El Ayuntamiento de la Villa de Moya solicita ayuda para salvar los palmerales del 'picudín'

* El Consistorio norteño apela a un frente común con el Gobierno de Canarias y Cabildo de Gran Canaria y solicita más medios técnicos y humanos para erradicar la plaga de Diocalandra frumenti Fabricius o picudo de las cuatro manchas, que afecta desde 2013 al palmeral de Cabo Verde y ya se ha expandido hasta el palmeral de Los Dragos

El alcalde de la Villa de Moya, Poli Suárez, volvió a apelar hoy a la colaboración del Gobierno de Canarias y del Cabildo de Gran Canaria, para erradicar la plaga de Diocalandra frumenti Fabricius, conocido comúnmente como 'picudín' o picudo de las cuatro manchas del cocotero, que desde el año 2013 afecta a los palmerales canarios del municipio. Si bien entonces se realizó un estudio fitopatológico y se emprendió un plan de choque tras detectar la presencia de este insecto en algunos ejemplares de Phoenix canariensis de Cabo Verde, uno de los palmerales más importantes del norte de la isla en frondosidad y belleza de las plantas, las acciones acometidas hasta la fecha no han evitado la expansión de la plaga hasta el palmeral de Los Dragos, a través del corredor natural de palmeras que asciende por el barranco de El Pagador y barranquillos colindantes.

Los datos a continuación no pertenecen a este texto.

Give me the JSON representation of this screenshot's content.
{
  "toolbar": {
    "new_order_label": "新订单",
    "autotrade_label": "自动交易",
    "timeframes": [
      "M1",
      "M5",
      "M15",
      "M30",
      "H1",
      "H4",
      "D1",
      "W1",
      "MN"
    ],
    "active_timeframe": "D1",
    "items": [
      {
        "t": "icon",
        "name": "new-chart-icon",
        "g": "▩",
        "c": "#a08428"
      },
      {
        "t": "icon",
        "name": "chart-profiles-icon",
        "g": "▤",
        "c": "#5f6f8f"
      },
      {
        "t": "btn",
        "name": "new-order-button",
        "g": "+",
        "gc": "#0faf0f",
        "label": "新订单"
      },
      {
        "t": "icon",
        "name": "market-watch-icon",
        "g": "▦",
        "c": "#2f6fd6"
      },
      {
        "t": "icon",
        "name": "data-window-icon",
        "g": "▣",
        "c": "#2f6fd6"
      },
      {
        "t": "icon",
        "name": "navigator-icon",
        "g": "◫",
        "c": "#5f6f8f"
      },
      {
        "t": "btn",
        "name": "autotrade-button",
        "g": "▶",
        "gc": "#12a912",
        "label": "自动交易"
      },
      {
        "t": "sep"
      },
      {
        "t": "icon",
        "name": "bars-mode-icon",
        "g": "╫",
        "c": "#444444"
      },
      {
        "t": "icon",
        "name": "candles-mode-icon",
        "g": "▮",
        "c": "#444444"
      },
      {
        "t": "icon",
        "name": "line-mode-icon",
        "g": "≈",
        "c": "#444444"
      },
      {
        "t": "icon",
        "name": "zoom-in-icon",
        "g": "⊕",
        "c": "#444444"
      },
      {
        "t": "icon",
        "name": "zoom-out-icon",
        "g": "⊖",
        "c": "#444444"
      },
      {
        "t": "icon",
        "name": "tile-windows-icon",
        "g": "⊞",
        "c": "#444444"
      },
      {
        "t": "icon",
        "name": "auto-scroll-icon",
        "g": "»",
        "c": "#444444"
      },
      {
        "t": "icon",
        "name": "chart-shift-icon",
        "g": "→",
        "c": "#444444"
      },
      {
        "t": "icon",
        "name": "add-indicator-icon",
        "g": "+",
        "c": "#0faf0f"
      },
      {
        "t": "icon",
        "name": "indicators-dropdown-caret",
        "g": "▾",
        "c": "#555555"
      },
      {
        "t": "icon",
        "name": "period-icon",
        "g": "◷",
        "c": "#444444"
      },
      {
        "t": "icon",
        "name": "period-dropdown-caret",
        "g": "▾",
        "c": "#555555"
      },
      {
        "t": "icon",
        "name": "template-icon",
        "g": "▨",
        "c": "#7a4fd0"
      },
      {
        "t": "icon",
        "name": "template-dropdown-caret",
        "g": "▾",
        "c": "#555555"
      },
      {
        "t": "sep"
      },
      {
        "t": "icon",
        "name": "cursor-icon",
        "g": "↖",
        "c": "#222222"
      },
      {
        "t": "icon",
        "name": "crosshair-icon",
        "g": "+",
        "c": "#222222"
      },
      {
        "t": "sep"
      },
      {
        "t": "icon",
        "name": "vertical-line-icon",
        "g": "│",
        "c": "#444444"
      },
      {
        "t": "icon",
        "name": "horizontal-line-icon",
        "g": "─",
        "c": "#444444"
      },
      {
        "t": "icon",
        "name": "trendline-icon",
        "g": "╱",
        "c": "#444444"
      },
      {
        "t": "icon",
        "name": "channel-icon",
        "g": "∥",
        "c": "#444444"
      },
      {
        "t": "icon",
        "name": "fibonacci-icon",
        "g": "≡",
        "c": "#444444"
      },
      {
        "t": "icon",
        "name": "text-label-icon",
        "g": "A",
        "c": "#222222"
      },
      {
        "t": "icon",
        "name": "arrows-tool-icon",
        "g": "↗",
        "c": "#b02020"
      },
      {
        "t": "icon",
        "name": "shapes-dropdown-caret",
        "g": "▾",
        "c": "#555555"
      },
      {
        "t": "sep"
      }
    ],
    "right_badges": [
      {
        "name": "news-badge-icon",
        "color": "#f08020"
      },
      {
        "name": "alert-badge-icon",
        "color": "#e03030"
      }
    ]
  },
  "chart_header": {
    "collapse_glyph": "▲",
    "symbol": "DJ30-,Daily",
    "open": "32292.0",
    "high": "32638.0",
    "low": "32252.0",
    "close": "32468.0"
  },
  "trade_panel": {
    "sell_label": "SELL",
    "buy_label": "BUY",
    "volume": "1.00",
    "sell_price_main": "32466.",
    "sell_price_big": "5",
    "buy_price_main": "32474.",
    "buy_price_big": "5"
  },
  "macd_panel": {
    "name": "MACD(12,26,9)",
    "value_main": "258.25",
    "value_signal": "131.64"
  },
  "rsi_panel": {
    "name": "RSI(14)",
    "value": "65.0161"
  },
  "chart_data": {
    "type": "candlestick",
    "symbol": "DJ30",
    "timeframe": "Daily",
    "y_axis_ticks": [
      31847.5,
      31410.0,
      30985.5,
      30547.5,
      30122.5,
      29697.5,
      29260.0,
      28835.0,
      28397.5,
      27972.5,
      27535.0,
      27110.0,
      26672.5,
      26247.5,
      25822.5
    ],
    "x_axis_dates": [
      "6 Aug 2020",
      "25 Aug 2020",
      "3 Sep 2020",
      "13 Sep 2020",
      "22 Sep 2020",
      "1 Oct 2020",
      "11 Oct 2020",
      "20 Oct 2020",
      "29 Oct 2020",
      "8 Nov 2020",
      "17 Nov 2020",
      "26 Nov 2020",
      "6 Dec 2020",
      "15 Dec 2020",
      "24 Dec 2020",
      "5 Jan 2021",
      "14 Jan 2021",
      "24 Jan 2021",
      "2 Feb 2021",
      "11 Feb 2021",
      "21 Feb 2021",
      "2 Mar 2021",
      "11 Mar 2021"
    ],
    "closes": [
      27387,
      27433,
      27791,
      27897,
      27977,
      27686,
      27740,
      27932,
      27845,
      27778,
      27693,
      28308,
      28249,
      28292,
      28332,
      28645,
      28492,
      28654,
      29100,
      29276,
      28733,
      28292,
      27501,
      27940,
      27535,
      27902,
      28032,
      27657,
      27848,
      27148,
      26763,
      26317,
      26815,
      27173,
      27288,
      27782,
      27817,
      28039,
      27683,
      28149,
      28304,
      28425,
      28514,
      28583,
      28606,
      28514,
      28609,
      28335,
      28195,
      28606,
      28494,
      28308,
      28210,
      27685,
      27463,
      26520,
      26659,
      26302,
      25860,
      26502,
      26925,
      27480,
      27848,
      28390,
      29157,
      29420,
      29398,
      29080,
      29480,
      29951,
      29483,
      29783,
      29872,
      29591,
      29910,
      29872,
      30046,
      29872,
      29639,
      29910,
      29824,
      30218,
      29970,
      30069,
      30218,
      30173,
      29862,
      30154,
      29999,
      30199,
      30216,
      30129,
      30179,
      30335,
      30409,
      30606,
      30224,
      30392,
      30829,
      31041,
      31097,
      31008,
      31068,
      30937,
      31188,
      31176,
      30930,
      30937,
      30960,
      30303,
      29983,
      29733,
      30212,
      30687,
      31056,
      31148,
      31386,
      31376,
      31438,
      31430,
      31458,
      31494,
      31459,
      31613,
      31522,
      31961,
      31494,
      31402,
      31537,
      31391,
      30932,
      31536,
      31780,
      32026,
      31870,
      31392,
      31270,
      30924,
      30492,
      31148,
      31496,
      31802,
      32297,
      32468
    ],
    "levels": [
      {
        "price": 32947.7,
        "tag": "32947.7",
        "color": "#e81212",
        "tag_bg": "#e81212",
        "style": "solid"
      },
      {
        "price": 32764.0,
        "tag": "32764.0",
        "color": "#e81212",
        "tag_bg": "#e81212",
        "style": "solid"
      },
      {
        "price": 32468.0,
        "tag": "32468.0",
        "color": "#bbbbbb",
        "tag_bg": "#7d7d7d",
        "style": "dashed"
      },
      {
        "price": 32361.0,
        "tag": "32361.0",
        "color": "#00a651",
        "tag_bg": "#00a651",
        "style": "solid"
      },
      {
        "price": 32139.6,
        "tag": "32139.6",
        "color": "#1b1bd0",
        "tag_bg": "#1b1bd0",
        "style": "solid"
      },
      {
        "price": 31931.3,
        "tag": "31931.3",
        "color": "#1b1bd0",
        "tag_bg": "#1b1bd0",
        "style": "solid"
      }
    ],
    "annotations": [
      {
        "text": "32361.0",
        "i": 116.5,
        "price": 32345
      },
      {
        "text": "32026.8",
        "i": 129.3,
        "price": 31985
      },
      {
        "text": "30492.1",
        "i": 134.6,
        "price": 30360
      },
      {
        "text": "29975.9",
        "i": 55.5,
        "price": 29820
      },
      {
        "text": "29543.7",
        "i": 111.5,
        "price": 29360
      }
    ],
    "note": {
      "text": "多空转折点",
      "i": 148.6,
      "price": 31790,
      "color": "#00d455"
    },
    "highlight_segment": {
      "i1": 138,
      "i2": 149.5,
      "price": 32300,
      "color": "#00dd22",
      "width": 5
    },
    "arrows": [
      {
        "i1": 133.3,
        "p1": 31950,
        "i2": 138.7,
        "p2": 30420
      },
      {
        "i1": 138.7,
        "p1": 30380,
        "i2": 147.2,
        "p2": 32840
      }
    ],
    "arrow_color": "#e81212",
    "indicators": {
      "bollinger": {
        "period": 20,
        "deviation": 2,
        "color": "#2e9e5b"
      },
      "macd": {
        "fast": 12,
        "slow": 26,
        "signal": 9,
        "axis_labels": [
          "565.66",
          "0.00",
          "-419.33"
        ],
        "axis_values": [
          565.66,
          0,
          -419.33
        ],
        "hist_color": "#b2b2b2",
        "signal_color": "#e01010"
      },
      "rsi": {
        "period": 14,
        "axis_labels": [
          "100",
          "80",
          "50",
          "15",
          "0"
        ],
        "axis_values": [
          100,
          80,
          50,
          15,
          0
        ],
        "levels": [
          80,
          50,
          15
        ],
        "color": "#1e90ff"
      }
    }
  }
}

Una situación que ha obligado al Ayuntamiento moyense a encender todas las alarmas y lanzar un SOS definitivo para salvar uno de los tesoros ecológicos de la Villa.

“Las palmeras están gravemente afectadas y se están secando poco a poco como consecuencia de esta plaga de picudín” advirtió el primer edil moyense, Poli Suárez, en una comparecencia ante los medios de comunicación desde el mismo palmeral de Cabo Verde, donde se hace especialmente patente la voracidad del insecto. “Valoramos y agradecemos las acciones que han venido emprendiendo los técnicos del Ejecutivo regional e insular desde que alertamos de la situación”, insistió Suárez, quien lamentó que “no hayan sido suficientes” para detener una plaga que sigue expandiéndose por otros palmerales, “lo que hace necesario incrementar los medios técnicos y humanos para detenerla”. En este sentido, el alcalde norteño reconoció que “desde el Ayuntamiento no podemos asumir solos la lucha por salvar las palmeras, tenemos que hacer un frente común para conservar este paisaje tan singular y valioso no solo para Moya, sino para toda la isla de Gran Canaria”. Lo que requiere “actuar con contundencia antes de que sea tarde y solo podamos lamentarnos por su desaparición”, concluyó.

Y es que pese a que el palmeral de Cabo Verde, con cerca de un millar de ejemplares, se ha regenerado considerablemente con las actuaciones de reforestación del entorno con flora endémica que se han venido acometiendo y que han contribuido a mantener el equilibrio del ecosistema, las palmeras están ya muy afectadas internamente y el coleóptero ha seguido expandiendo su colonia. Siguiendo los informes medioambientales también se han adoptado otras medidas complementarias dirigidas a la restauración del palmeral, como la disminución de la contaminación, la erradicación y tala de especies invasoras y agresivas, como el eucalipto rojo (Eucaliptus camaldulensis) o la palmera datilera (Phoenix dactylifera), que ocasiona el desplazamiento del palmeral canario y perjudica la calidad genética de estos dada su capacidad de hibridación.

El ‘picudín’, un insecto con forma de escarabajo negro con cuatro manchas en las alas anteriores y que alcanza los 6-8 milímetros en la edad adulta, taladra las palmeras para depositar los huevos en la base de las hojas, donde las larvas se alimentan de estas y del fuste. Causa del amarillamiento prematuro y de los agujeros de las hojas, además de la lánguida apariencia de los ejemplares, marchitamiento, colapso y pudiendo incluso secarse las plantas en un plazo de seis a ocho meses. Y los palmerales que atesora la Villa de Moya resultan especialmente populares y apreciados tanto por la población local como por los turistas que se adentran en el municipio y quedan fascinados por el contraste de vegetación y paisajes que van encontrando a los márgenes de la carretera GC-75 de acceso al casco.